We can see that, for the most part, the Spearman measure has bolstered the correlations; and generally, lagging the case rates back by 10 days improves correlations, confirming case rates are better correlated with death rates 10 days from now.

Correlations sliced by county

The second option we have is to “slice by location”: this calculates, for each geographic location, correlation between the time series of two signals. This is obtained by setting by = "geo_value". We’ll again look at correlations both for observations at the same time and for 10-day lagged case rates:

# Compute correlation per county, over all times
df_cor1 <- covidcast_cor(cases, deaths, by = "geo_value")
df_cor2 <- covidcast_cor(cases, deaths, by = "geo_value", dt_x = -10)

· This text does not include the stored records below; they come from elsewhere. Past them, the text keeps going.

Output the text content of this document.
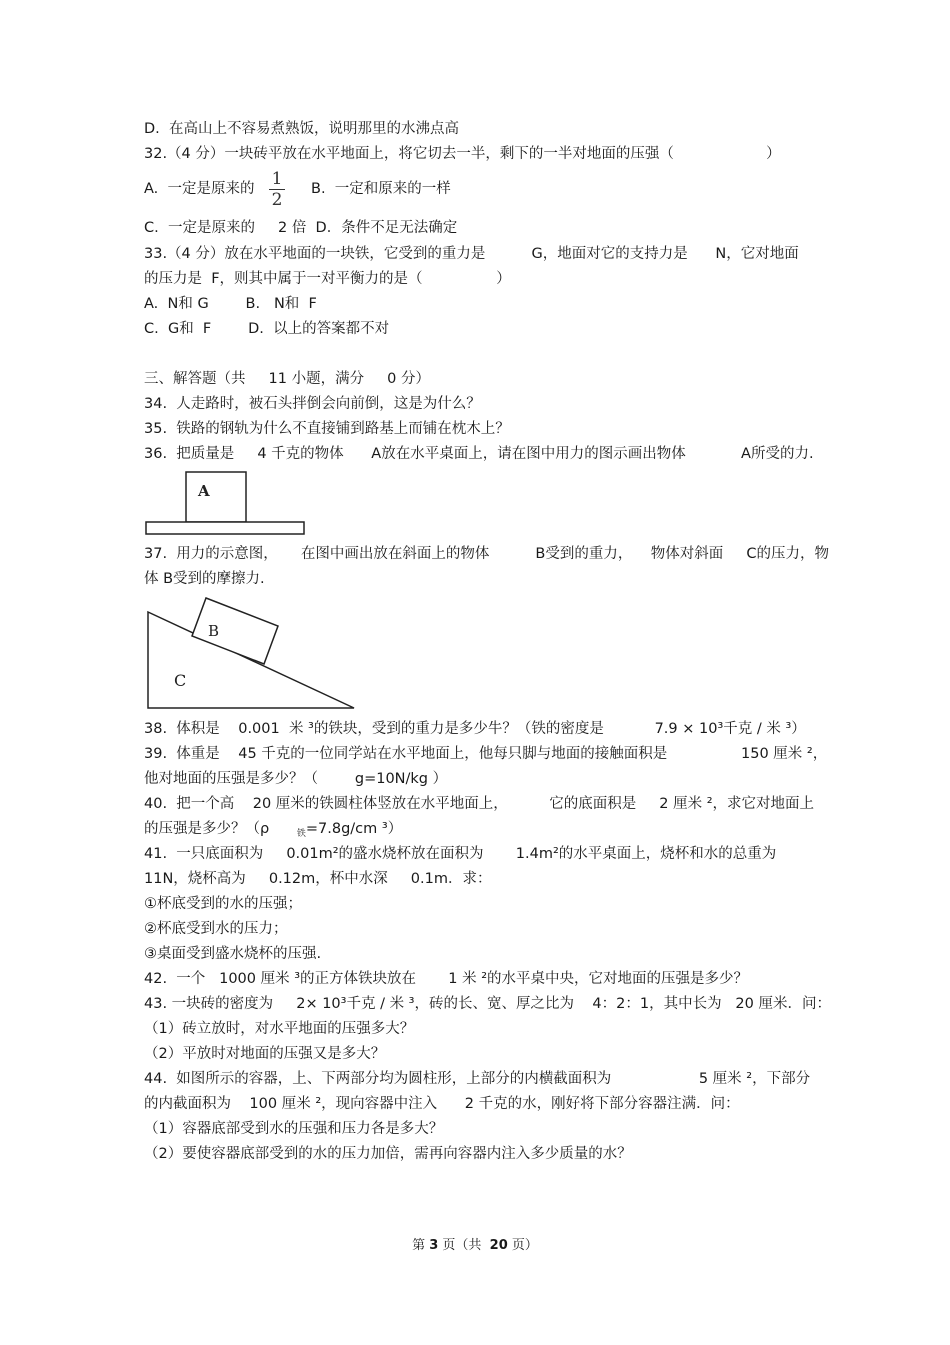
D.  在高山上不容易煮熟饭，说明那里的水沸点高
32.（4 分）一块砖平放在水平地面上，将它切去一半，剩下的一半对地面的压强（                    ）
A.  一定是原来的 1
2
B.  一定和原来的一样
C.  一定是原来的     2 倍  D．条件不足无法确定
33.（4 分）放在水平地面的一块铁，它受到的重力是          G，地面对它的支持力是      N，它对地面
的压力是  F，则其中属于一对平衡力的是（                ）
A.  N和 G        B.   N和  F
C.  G和  F        D.  以上的答案都不对
三、解答题（共     11 小题，满分     0 分）
34.  人走路时，被石头拌倒会向前倒，这是为什么？
35.  铁路的钢轨为什么不直接铺到路基上而铺在枕木上？
36.  把质量是     4 千克的物体      A放在水平桌面上，请在图中用力的图示画出物体            A所受的力.
A
37.  用力的示意图，     在图中画出放在斜面上的物体          B受到的重力，    物体对斜面     C的压力，物
体 B受到的摩擦力.
B
C
38.  体积是    0.001  米 ³的铁块，受到的重力是多少牛？（铁的密度是           7.9 × 10³千克 / 米 ³）
39.  体重是    45 千克的一位同学站在水平地面上，他每只脚与地面的接触面积是                150 厘米 ²，
他对地面的压强是多少？（        g=10N/kg ）
40.  把一个高    20 厘米的铁圆柱体竖放在水平地面上，         它的底面积是     2 厘米 ²，求它对地面上
的压强是多少？（ρ      $_铁$=7.8g/cm ³）
41.  一只底面积为     0.01m²的盛水烧杯放在面积为       1.4m²的水平桌面上，烧杯和水的总重为
11N，烧杯高为     0.12m，杯中水深     0.1m．求：
①杯底受到的水的压强；
②杯底受到水的压力；
③桌面受到盛水烧杯的压强.
42.  一个   1000 厘米 ³的正方体铁块放在       1 米 ²的水平桌中央，它对地面的压强是多少？
43. 一块砖的密度为     2× 10³千克 / 米 ³，砖的长、宽、厚之比为    4：2：1，其中长为   20 厘米．问：
（1）砖立放时，对水平地面的压强多大？
（2）平放时对地面的压强又是多大？
44.  如图所示的容器，上、下两部分均为圆柱形，上部分的内横截面积为                   5 厘米 ²，下部分
的内截面积为    100 厘米 ²，现向容器中注入      2 千克的水，刚好将下部分容器注满．问：
（1）容器底部受到水的压强和压力各是多大？
（2）要使容器底部受到的水的压力加倍，需再向容器内注入多少质量的水？
第 3 页（共  20 页）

# Stack rowwise into one data frame, then plot densities
df_cor <- rbind(df_cor1, df_cor2)
df_cor$dt <- as.factor(c(rep(0, nrow(df_cor1)), rep(-10, nrow(df_cor2))))
ggplot(df_cor, aes(value)) +
  geom_density(aes(color = dt, fill = dt), alpha = 0.5) +
  labs(title = "Correlation between case and death rates",
       subtitle = "Computed separately for each county, over all times",
       x = "Date", y = "Density") +
  theme(legend.position = "bottom")

Using some tricks, we can attach the necessary properties to the data frame so we can plot these correlations in space as a choropleth map, using plot.covidcast_signal():

# Turn the data into a covidcast_signal data frame so it can be plotted
df_cor2$time_value <- start_day
df_cor2 <- as.covidcast_signal(df_cor2,
                               geo_type = "county",
                               signal = "correlations")

# Plot choropleth maps, using the covidcast plotting functionality
plot(df_cor2, title = "Correlations between 10-day lagged case and death rates",
     range = c(-1, 1), choro_col = c("orange", "lightblue", "purple"))

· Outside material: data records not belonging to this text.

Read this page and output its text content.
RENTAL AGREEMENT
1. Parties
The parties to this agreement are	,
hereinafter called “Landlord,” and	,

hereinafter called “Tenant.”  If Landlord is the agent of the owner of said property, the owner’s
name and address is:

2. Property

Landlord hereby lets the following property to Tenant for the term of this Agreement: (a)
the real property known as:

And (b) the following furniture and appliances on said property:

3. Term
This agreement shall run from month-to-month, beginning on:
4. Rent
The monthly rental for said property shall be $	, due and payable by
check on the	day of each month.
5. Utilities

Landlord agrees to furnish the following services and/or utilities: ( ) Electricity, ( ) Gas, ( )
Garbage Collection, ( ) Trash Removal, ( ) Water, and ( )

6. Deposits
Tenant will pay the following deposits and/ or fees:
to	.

More systematic lag analysis

You could also imagine trying to move the signals with various lags to see at what lag one signal is most correlated with the other. A simple way to achieve this:

# Loop over values for dt, and compute correlations per county
dt_vec <- -(0:15)
df_list <- vector("list", length(dt_vec))
for (i in seq_along(dt_vec)) {
  df_list[[i]] <- covidcast_cor(cases, deaths, dt_x = dt_vec[i],
                               by = "geo_value")
  df_list[[i]]$dt <- dt_vec[i]
}

# Stack into one big data frame, and then plot the median correlation by dt
df <- do.call(rbind, df_list)
df %>%
  group_by(dt) %>%
  summarize(median = median(value, na.rm = TRUE), .groups = "drop_last") %>%
  ggplot(aes(x = dt, y = median)) +
  geom_line() +
  geom_point() +
  labs(title = "Median correlation between case and death rates",
       x = "dt", y = "Correlation") +
  theme(legend.position = "bottom", legend.title = element_blank())

We can see that the median correlation between case and death rates (where the correlations come from slicing by location) is maximized when we lag the case incidence rates back 8 days in time.